See, I'm a words-of-affirmation girl. That's my love language. Kind words are really important to me; and the lack thereof can be kind of hurtful sometimes.
And for a long time, when I started leading worship, nobody really said much.
Sure, they said, “Thanks for bringing your piano tonight.” Which is better than nothing, and I'm grateful for every “thank you.” (Carrying a piano around is no fun, let me assure you.)
But what my “inner me” wanted to hear was, “Jamie, I felt the presence of the Lord tonight more than ever before and I feel completely different now than I did when I came in.” Or, “Jamie, when you worship, I am instantly ushered into the presence of God.” That's my definition of success for myself as a musician: to inspire other people to want to worship, whether I am leading or not. I want to see Jesus, and lift Him up so that others can see Him too.
I want the atmosphere of Heaven to saturate my life so that people are instantly changed by His presence whenever they even get near me. That's my goal.
But these words weren't really coming and so I just learned to ignore that desire. I wasn't offended about it. I just learned to let my affirmation come from the manifest presence of the Lord, not from the words of men. God is clearly pleased when He shows up and shows out, which He has been doing for a long time. So I took His presence as a sign that I was doing ok.
But that desire to be affirmed hasn't gone away. It's who I am; it's how I'm wired.
So lately, after I lead worship, I have ever-so-hesitantly begun to take that desire to the Lord.

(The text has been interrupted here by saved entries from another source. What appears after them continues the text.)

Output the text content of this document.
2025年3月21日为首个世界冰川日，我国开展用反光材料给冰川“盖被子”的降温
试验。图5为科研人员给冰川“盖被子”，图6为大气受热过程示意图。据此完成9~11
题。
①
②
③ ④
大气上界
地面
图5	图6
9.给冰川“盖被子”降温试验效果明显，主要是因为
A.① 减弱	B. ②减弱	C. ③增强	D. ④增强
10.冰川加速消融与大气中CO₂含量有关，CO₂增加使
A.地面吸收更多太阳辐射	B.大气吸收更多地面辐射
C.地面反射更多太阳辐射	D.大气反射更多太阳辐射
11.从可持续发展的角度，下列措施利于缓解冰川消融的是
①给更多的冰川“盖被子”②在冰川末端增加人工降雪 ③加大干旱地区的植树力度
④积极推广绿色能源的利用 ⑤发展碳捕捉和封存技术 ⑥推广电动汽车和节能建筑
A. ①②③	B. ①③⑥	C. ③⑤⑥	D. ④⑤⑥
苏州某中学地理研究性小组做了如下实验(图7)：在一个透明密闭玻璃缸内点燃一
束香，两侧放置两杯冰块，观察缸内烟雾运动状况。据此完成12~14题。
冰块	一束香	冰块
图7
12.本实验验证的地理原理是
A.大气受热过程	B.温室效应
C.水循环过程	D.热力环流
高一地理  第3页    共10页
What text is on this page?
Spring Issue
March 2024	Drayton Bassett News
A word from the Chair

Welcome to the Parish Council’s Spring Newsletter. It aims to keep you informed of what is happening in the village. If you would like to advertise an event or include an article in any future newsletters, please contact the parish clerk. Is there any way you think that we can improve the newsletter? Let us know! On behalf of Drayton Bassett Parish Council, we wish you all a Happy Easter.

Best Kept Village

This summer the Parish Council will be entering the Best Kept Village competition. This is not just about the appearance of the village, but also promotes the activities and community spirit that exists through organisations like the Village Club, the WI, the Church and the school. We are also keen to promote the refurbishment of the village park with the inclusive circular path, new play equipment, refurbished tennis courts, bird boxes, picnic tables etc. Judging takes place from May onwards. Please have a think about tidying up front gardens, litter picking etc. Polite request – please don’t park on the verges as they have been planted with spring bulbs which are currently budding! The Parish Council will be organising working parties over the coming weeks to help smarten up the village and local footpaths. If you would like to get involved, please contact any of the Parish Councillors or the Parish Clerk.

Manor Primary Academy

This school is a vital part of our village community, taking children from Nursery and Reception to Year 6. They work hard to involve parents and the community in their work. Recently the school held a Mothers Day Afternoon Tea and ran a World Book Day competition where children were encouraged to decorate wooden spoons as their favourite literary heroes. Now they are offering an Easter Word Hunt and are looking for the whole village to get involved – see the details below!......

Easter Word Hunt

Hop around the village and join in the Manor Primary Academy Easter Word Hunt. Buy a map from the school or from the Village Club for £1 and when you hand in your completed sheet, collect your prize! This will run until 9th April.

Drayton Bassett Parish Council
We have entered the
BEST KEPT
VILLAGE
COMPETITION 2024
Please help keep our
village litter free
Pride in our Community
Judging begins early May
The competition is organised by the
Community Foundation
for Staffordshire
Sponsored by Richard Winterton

I've admitted to Him that I want to know by words if He is pleased with me or not. I'm Daddy's girl, right? So it's safe to tell Him that. He made me that way.
And the first time I did this, before I could even finish my prayer, I heard Him say to me, “I loved it!”
That's all it took. I got more wasted for Him than ever. My Heavenly Father is so good to me. All the words of affirmation I will ever need come from Him, if I will let Him speak to me.
And the funniest thing has started to happen:
Since I stopped ignoring my need for words of affirmation, and took that desire to the Father instead, I've felt completely fulfilled by His words. And you know what? All of a sudden, people have started to say the nicest things to me. They've said those things I've hoped were true all this time: about sensing the presence of the Lord, and feeling His ministry, and seeing Jesus in me.
The words came when I no longer needed them… (from men, anyway). I guess my Father was waiting all that time to make sure I learned to receive my fulfillment from Him, and not from men. He's the only one I can count on.